Naquele tempo, Jesus viu um homem chamado Mateus, sentado na coletoria de impostos, e disse-lhe: “Segue-me!” Ele se levantou e seguiu a Jesus. Enquanto Jesus estava à mesa, em casa de Mateus, vieram muitos cobradores de impostos e pecadores e sentaram-se à mesa com Jesus e seus discípulos. Alguns fariseus viram isso e perguntaram aos discípulos: “Por que vosso mestre come com os cobradores de impostos e pecadores?”

Jesus ouviu a pergunta e respondeu: “Aqueles que têm saúde não precisam de médico, mas sim os doentes. Aprendei, pois, o que significa: ‘Quero misericórdia e não sacrifício’. De fato, eu não vim para chamar os justos, mas os pecadores”.
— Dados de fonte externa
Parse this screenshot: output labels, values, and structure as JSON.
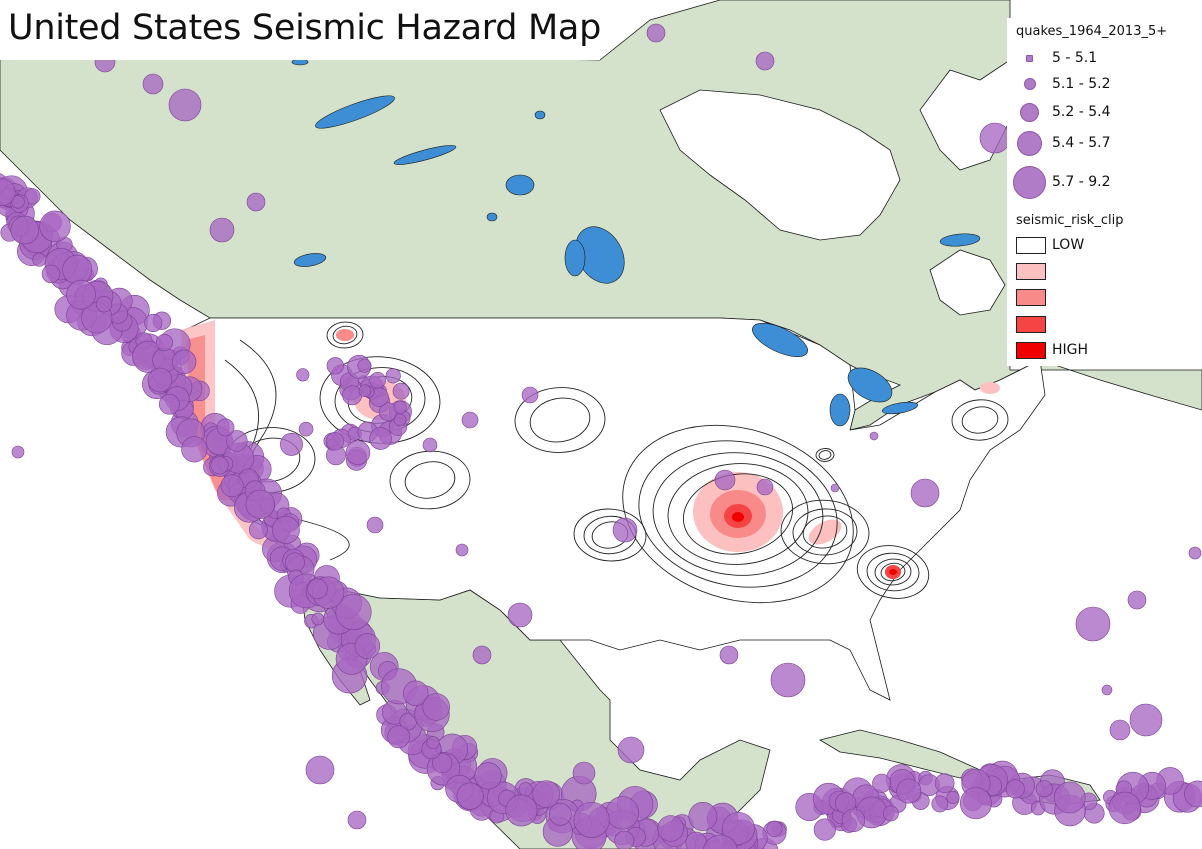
{
  "title": "United States Seismic Hazard Map",
  "colors": {
    "ocean": "#ffffff",
    "land": "#d4e2cb",
    "lakes": "#3d8ed4",
    "quake_fill": "#a868c2",
    "quake_stroke": "#7b3f98",
    "risk": [
      "#ffffff",
      "#fcc0c0",
      "#f88a8a",
      "#f44444",
      "#f00000"
    ]
  },
  "legend": {
    "quakes": {
      "layer_name": "quakes_1964_2013_5+",
      "classes": [
        "5 - 5.1",
        "5.1 - 5.2",
        "5.2 - 5.4",
        "5.4 - 5.7",
        "5.7 - 9.2"
      ]
    },
    "risk": {
      "layer_name": "seismic_risk_clip",
      "classes": [
        "LOW",
        "",
        "",
        "",
        "HIGH"
      ]
    }
  }
}
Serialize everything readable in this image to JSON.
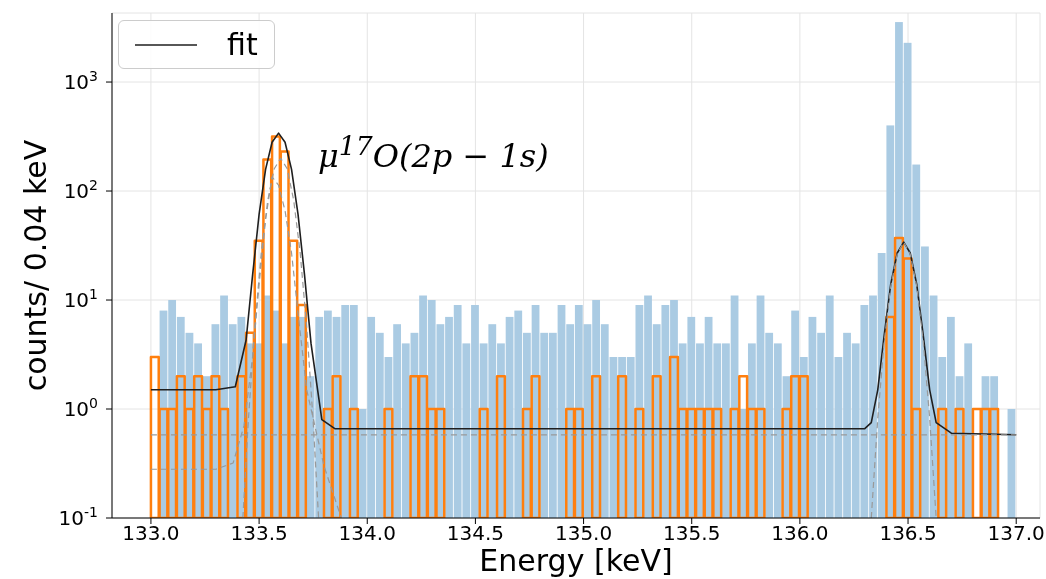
{
  "chart_data": {
    "type": "histogram",
    "xlabel": "Energy [keV]",
    "ylabel": "counts/ 0.04 keV",
    "annotations": [
      "μ$^{17}$O(2p − 1s)"
    ],
    "log": "y",
    "grid": true,
    "legend": "top left",
    "xlim": [
      132.82,
      137.11
    ],
    "ylim": [
      0.1,
      4300
    ],
    "xticks": [
      {
        "value": 133,
        "label": "133.0"
      },
      {
        "value": 133.5,
        "label": "133.5"
      },
      {
        "value": 134,
        "label": "134.0"
      },
      {
        "value": 134.5,
        "label": "134.5"
      },
      {
        "value": 135,
        "label": "135.0"
      },
      {
        "value": 135.5,
        "label": "135.5"
      },
      {
        "value": 136,
        "label": "136.0"
      },
      {
        "value": 136.5,
        "label": "136.5"
      },
      {
        "value": 137,
        "label": "137.0"
      }
    ],
    "yticks": [
      {
        "value": 0.1,
        "label": "10$^{-1}$"
      },
      {
        "value": 1,
        "label": "10$^{0}$"
      },
      {
        "value": 10,
        "label": "10$^{1}$"
      },
      {
        "value": 100,
        "label": "10$^{2}$"
      },
      {
        "value": 1000,
        "label": "10$^{3}$"
      }
    ],
    "bins": [
      133,
      133.04,
      133.08,
      133.12,
      133.16,
      133.2,
      133.24,
      133.28,
      133.32,
      133.36,
      133.4,
      133.44,
      133.48,
      133.52,
      133.56,
      133.6,
      133.64,
      133.68,
      133.72,
      133.76,
      133.8,
      133.84,
      133.88,
      133.92,
      133.96,
      134,
      134.04,
      134.08,
      134.12,
      134.16,
      134.2,
      134.24,
      134.28,
      134.32,
      134.36,
      134.4,
      134.44,
      134.48,
      134.52,
      134.56,
      134.6,
      134.64,
      134.68,
      134.72,
      134.76,
      134.8,
      134.84,
      134.88,
      134.92,
      134.96,
      135,
      135.04,
      135.08,
      135.12,
      135.16,
      135.2,
      135.24,
      135.28,
      135.32,
      135.36,
      135.4,
      135.44,
      135.48,
      135.52,
      135.56,
      135.6,
      135.64,
      135.68,
      135.72,
      135.76,
      135.8,
      135.84,
      135.88,
      135.92,
      135.96,
      136,
      136.04,
      136.08,
      136.12,
      136.16,
      136.2,
      136.24,
      136.28,
      136.32,
      136.36,
      136.4,
      136.44,
      136.48,
      136.52,
      136.56,
      136.6,
      136.64,
      136.68,
      136.72,
      136.76,
      136.8,
      136.84,
      136.88,
      136.92,
      136.96,
      137
    ],
    "series": [
      {
        "type": "histogram",
        "color": "#aacbe3",
        "values": [
          null,
          8,
          10,
          7,
          5,
          4,
          2,
          6,
          11,
          6,
          7,
          4,
          4,
          11,
          8,
          4,
          7,
          7,
          2,
          7,
          8,
          7,
          9,
          9,
          1,
          7,
          5,
          3,
          6,
          4,
          5,
          11,
          10,
          6,
          7,
          9,
          4,
          9,
          4,
          6,
          4,
          7,
          8,
          5,
          9,
          5,
          5,
          9,
          6,
          9,
          6,
          10,
          6,
          3,
          3,
          3,
          9,
          11,
          6,
          9,
          10,
          4,
          7,
          4,
          7,
          4,
          4,
          11,
          1,
          4,
          11,
          5,
          4,
          2,
          8,
          3,
          7,
          5,
          11,
          3,
          5,
          4,
          9,
          11,
          27,
          400,
          3550,
          2290,
          175,
          31,
          11,
          3,
          7,
          2,
          4,
          null,
          2,
          2,
          null,
          1
        ]
      },
      {
        "type": "histogram",
        "color": "#ff7f0e",
        "values": [
          3,
          1,
          1,
          2,
          1,
          2,
          1,
          2,
          1,
          null,
          2,
          5,
          35,
          195,
          316,
          230,
          35,
          9,
          null,
          null,
          1,
          2,
          null,
          1,
          null,
          null,
          null,
          1,
          null,
          null,
          2,
          2,
          1,
          1,
          null,
          null,
          null,
          null,
          1,
          null,
          2,
          null,
          null,
          1,
          2,
          null,
          null,
          null,
          1,
          1,
          null,
          2,
          null,
          null,
          2,
          null,
          1,
          null,
          2,
          null,
          3,
          1,
          1,
          1,
          1,
          1,
          null,
          1,
          2,
          1,
          1,
          null,
          null,
          1,
          2,
          2,
          null,
          null,
          null,
          null,
          null,
          null,
          null,
          null,
          null,
          7,
          37,
          24,
          1,
          null,
          null,
          1,
          null,
          1,
          null,
          1,
          1,
          1,
          null,
          null
        ]
      },
      {
        "type": "line",
        "name": "fit",
        "color": "#1f1f1f",
        "x": [
          133,
          133.3,
          133.39,
          133.44,
          133.47,
          133.5,
          133.53,
          133.56,
          133.59,
          133.62,
          133.65,
          133.68,
          133.71,
          133.74,
          133.79,
          133.85,
          136.3,
          136.33,
          136.36,
          136.39,
          136.42,
          136.45,
          136.48,
          136.51,
          136.54,
          136.57,
          136.6,
          136.63,
          136.7,
          137
        ],
        "values": [
          1.5,
          1.5,
          1.6,
          4.3,
          17,
          61,
          158,
          280,
          340,
          280,
          158,
          61,
          17,
          4,
          0.8,
          0.66,
          0.66,
          0.75,
          1.5,
          4.8,
          14,
          27,
          34,
          27,
          14,
          4.8,
          1.5,
          0.75,
          0.6,
          0.58
        ]
      },
      {
        "type": "line",
        "color": "#999999",
        "line_style": "dashed",
        "x": [
          133,
          137
        ],
        "values": [
          0.58,
          0.58
        ]
      },
      {
        "type": "line",
        "color": "#999999",
        "line_style": "dashed",
        "x": [
          133,
          133.3,
          133.38,
          133.43,
          133.47,
          133.5,
          133.53,
          133.56,
          133.59,
          133.62,
          133.65,
          133.68,
          133.72,
          133.8,
          133.88
        ],
        "values": [
          0.28,
          0.28,
          0.32,
          0.7,
          3,
          14,
          55,
          135,
          113,
          66,
          27,
          7.6,
          1.5,
          0.3,
          0.1
        ]
      },
      {
        "type": "line",
        "color": "#999999",
        "line_style": "dashed",
        "x": [
          133.425,
          133.45,
          133.48,
          133.51,
          133.54,
          133.57,
          133.6,
          133.63,
          133.66,
          133.69,
          133.72,
          133.75,
          133.775
        ],
        "values": [
          0.1,
          0.77,
          5.7,
          27,
          82,
          160,
          200,
          160,
          82,
          27,
          5.7,
          0.77,
          0.1
        ]
      },
      {
        "type": "line",
        "color": "#999999",
        "line_style": "dashed",
        "x": [
          136.33,
          136.36,
          136.39,
          136.42,
          136.45,
          136.48,
          136.51,
          136.54,
          136.57,
          136.6,
          136.63
        ],
        "values": [
          0.1,
          0.82,
          4.2,
          13.4,
          26.4,
          34,
          26.4,
          13.4,
          4.2,
          0.82,
          0.1
        ]
      }
    ]
  }
}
Diante de um mesmo chamado, feito a homens de ofício tão semelhante, mas de fins tão diversos, nos põe hoje a Santa Madre Igreja: S. Mateus, celebrado como um dos Apóstolos e o primeiro dos evangelistas, e Judas Iscariotes, chorado como um dos primeiros apóstatas e o pior dos traidores, ambos chamados por Cristo a fazer parte dos Doze, ambos versados em economia, mas só o primeiro coroado de luz e glória, enquanto o segundo range até hoje os dentes nas trevas exteriores. Vejamos pois as semelhanças e diferenças que unem e separam estes homens tão iguais pelas graças que receberam e tão desiguais pela forma como corresponderam. Mateus, publicano, e Judas, ladrão, foram ambos chamados por Cristo a segui-lO de perto, e embora fossem os dois apegados ao dinheiro, só o primeiro se levantou e largou tudo, enquanto o segundo, mesmo se tendo levantado, não quis largar o que o prendia à antiga vida de pecado; Mateus e Judas, ambos ordenados sacerdotes, investidos do poder de consagrar a Eucaristia, mas enquanto o primeiro, por ter-se desprendido antes dos banquete do mundo, preservou até o fim sua fé no Corpo e Sangue de Cristo, o segundo, por ter consagrado o próprio corpo a Mamon, não pôde por um só momento crer na consagração do pão na carne do Senhor. Por isso, se já no sermão eucarístico Judas havia perdido a fé, Mateus a manteve íntegra até o fim, selando-a não só pelo relato que nos deixou da Última Ceia, mas pelo sangue que verteu no fim da vida em cima do altar, morrendo mártir da SS. Eucaristia. Por esse contraste de homens tão parecidos pelos pecados que cometeram, pelos apegos que um dia tiveram e pelo chamado que de Deus receberam, mas tão desencontrados pelos caminhos que seguiram e o desfecho que alcançaram, tenhamos nós a consciência de que, embora cristãos como Mateus, se não dermos adeus, como não o fez Judas, às bancas e banquetes do mundo, acabaremos não só descrendo do banquete eucarístico, mas enforcando-nos com nossa própria cegueira e ganância. Que Deus nos dê resolução e coragem para, como Mateus, nos levantarmos deixando tudo para trás, na esperança de que as “perdas” deste mundo são um penhor do Bem futuro: “Ele se levantou e seguiu a Jesus”.